2. The adjustable nut tightening device according to claim 1, characterized in that, The axial sliding connection structure between the two adjacent sleeves is as follows: in the two adjacent sleeves, a limiting groove is opened on the upper part of the inner wall of the outer sleeve along the axial direction, and a slider is fixedly connected to the corresponding position on the outer wall of the inner sleeve. The slider slides in the limiting groove.

3. The adjustable nut tightening device according to claim 2, characterized in that, In the sleeve assembly, the axial length of each sleeve increases sequentially from the inside to the outside, and the length difference between adjacent sleeves is 2 to 4 cm.

4. The adjustable nut tightening device according to claim 3, characterized in that, A first magnetic block is fixedly connected to the bottom of the limiting groove, and a second magnetic block is fixedly connected to the bottom of the slider. The first magnetic block and the second magnetic block have opposite polarities.

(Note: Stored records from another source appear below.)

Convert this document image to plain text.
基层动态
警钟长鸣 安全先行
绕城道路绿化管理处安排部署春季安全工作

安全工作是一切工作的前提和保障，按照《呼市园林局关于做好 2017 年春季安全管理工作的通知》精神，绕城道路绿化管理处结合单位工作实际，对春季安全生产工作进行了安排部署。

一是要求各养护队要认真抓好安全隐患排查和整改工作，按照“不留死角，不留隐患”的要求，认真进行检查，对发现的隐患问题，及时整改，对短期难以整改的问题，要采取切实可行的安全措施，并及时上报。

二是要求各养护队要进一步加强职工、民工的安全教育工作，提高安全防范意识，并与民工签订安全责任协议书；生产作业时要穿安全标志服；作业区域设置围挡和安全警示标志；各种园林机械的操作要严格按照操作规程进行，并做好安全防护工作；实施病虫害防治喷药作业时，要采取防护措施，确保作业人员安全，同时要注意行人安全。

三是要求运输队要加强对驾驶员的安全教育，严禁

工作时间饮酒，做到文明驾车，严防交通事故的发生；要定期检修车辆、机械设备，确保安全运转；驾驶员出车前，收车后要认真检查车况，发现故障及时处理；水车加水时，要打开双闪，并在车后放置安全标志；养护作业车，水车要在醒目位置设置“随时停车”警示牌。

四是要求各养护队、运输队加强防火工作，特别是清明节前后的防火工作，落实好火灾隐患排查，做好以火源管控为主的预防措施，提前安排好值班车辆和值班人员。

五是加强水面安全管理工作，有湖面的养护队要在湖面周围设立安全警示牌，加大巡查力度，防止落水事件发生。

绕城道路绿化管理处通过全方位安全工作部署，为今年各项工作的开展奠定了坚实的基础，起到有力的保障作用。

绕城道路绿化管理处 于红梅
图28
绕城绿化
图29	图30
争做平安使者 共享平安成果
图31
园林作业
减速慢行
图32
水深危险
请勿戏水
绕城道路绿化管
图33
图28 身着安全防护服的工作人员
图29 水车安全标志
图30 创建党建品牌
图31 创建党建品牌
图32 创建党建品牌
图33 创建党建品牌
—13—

5. An adjustable nut tightening device according to any one of claims 2-4, characterized in that, The adjusting mechanism includes locking components, the number of which is equal to and corresponds one-to-one with the number of limiting slots. Each set of locking components includes: Two rectangular boxes are arranged opposite each other, and the two rectangular boxes are fixedly connected to the top sides of the corresponding limiting grooves; Each rectangular box has a rectangular plate slidably connected inside it. A spring is fixedly connected between the rectangular plate and the inner wall of the rectangular box on the side away from the slider. The spring is in a compressed state. A locking block is fixedly connected to the side of the rectangular plate facing the slider. The locking block extends out of the rectangular box. The locking blocks of the two rectangular boxes are arranged opposite each other. The top of the rectangular box is provided with a sliding groove, and a first connecting block is slidably connected in the sliding groove. The first connecting block is fixedly connected to the rectangular plate; a movable plate is hinged to the top of the first connecting block. The movable plates on both rectangular boxes are hinged to the same second connecting block; The slider has slots on both sides that engage with the locking block. When the second connecting block is pressed down, the linkage between the movable plate and the first connecting block causes the rectangular plate to compress the spring, causing the locking block to retract into the rectangular box, thereby releasing the slider and allowing the sleeve to fall down to the working position along the limiting groove. When the sleeve is pushed up until the slot aligns with the locking block, the spring drives the locking block to automatically pop out and engage with the slot, thereby locking the slider and disengaging the sleeve from the working position.

6. The adjustable nut tightening device according to claim 5, characterized in that, The drive mechanism includes: A connecting box is fixedly connected to the inner side of the support arm; The worm gear is rotatably connected inside the connecting box, with its top end extending to the outside of the connecting box and fixedly connected to a handwheel; A worm gear meshes with the worm, and a support rod is fixedly connected to the inner ring of the worm gear; The driving bevel gear is fixedly connected to the support rod; The driven bevel gear meshes with the driving bevel gear, and the support shaft of the driven bevel gear is rotatably mounted on the connecting box; The first gear is fixedly connected to the support shaft; The second gear meshes with the first gear; A connecting shaft is fixedly connected to the inner ring of the second gear. The bottom end of the connecting shaft extends to the outside of the connecting box and is fixedly connected to the sleeve assembly via a support frame.